Jüdische Kritik an Ratzinger

Stephan Kramer, der Generalsekretärs des Zentralrats der Juden in Deutschland, äußerte sich kritisch über die Absichten des Vatikans, den mehr als umstrittenen Papst Pius XII. trotz seiner Haltung zum Holocaust "selig" zu sprechen. Er forderte vom Papst mehr Respekt gegenüber anderen Religionsgemeinschaften.
Kramer sagte, Benedikt XVI. sollte "die Form seines bisherigen Umgangs" überdenken. Er kritisierte, im Jahr 2009 habe vor allem die Aufhebung der Exkommunikation von vier Bischöfen der Piusbruderschaft das Verhältnis der jüdischen Religionsgemeinschaft zum Vatikan sehr belastet. "Die Erklärungs- und Beschwichtigungsversuche verschiedener Vatikanvertreter und seitens des Papstes selbst waren inhaltlich wenig überzeugend". Sie seien nicht nur häppchenweise auf Druck nachgeschoben worden, sondern hätten auch den Ergebnissen des bisherigen vertrauensvollen jüdisch-katholischen Dialogs teilweise widersprochen. "Allein die Art und Weise des Umgangs war für uns nicht nachvollziehbar und nicht gerade der Ausdruck eines vertrauensvollen Verhältnisses unter Geschwistern, wie der verstorbene Papst Johannes Paul II. das Verhältnis überzeugend umschrieben hat."
Kramer zur geplanten Seligsprechung von Pius XII.: "Die Zuerkennung des heroischen Tugendgrades an Papst Pius XII., die ein weiterer Schritt auf dem Weg seiner Seligsprechung ist, kann man nicht gerade als vertrauensbildende Maßnahme im Verhältnis Vatikan und Judentum, sondern allenfalls als erneute Provokation bewerten." Aus jüdischer Sicht sei dies ebenso besorgniserregend wie ärgerlich. Versicherungen, dass der Vatikan aus der Debatte um die Piusbruderschaft gelernt habe, seien offensichtlich nichts wert. "Unwissenheit über die Kontroverse um die Rolle von Papst Pius XII. während des nationalsozialistischen Holocausts kann niemand in Rom - so wie bei der Causa Piusbruderschaft - ernsthaft vortäuschen." Soweit Auszüge aus einer ddp-Meldung.

Eine Antwort auf diese Kritik ließ der Regensburger Bischof Gerhard Müller vom Stapel.
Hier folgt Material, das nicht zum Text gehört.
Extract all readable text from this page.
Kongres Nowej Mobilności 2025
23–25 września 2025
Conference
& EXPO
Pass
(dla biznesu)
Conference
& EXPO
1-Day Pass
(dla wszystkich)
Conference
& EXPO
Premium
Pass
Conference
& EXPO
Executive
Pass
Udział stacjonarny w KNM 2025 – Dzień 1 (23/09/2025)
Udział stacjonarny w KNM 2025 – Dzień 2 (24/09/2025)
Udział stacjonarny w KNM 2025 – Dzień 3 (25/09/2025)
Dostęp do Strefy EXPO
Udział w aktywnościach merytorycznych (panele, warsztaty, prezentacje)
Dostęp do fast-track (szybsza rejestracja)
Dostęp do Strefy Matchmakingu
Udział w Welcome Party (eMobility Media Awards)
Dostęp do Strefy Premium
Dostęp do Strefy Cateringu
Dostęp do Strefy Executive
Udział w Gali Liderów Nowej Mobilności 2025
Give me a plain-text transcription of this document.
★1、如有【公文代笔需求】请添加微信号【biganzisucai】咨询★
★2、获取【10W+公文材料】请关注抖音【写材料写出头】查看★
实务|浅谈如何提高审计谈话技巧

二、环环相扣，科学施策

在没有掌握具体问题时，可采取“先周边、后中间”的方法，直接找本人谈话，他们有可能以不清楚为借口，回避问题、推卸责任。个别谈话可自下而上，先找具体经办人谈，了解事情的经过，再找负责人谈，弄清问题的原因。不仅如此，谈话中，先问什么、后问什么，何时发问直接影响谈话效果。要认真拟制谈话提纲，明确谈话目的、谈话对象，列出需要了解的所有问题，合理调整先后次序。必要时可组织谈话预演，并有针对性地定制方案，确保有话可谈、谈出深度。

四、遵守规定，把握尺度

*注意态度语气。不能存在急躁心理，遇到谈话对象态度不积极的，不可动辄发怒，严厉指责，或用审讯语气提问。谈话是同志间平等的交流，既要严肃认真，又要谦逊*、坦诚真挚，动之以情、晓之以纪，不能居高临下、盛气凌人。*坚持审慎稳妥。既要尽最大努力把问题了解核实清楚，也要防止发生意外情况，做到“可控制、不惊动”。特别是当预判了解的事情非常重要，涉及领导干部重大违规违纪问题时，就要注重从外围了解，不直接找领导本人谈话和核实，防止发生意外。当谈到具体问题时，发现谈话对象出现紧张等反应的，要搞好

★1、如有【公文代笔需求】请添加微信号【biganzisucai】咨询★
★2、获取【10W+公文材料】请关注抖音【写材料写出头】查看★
Laut Bericht der Zeitung Die Welt meinte Müller, das Verhältnis zwischen Kirche und dem Judentum sei auf einem guten und unumkehrbaren Weg in eine Zukunft freundschaftlicher Beziehungen und der Zusammenarbeit. Leider gebe es aber "unqualifizierte Äußerungen, ja Hassausbrüche jenseits aller Vernunft und der natürlichen Sympathie, die zwischen Menschen guten Willens und gemeinsamen Grundüberzeugungen nicht akzeptiert werden" könnten. Der Weg der Piusbrüder zurück in die Kirche führe nur über das Zweite Vatikanische Konzil, der Verdacht, der Papst wolle die Kirche hinter das Konzil zurückführen, entspringe blankem theologischen Unverstand und bedürfe keiner weiteren Kommentierung.

Eine Kommentierung der Kritik an der geplanten Seligsprechung von Papst Pius XII. blieb der Bischof jedoch schuldig. Aber er hat es dem jüdischen Funktionär hineingesagt, die freundschaftlichen Beziehungen sind unumkehrbar und die Juden sollen sich ihre Hassausbrüche und theologischen Unverstand sparen! Amen.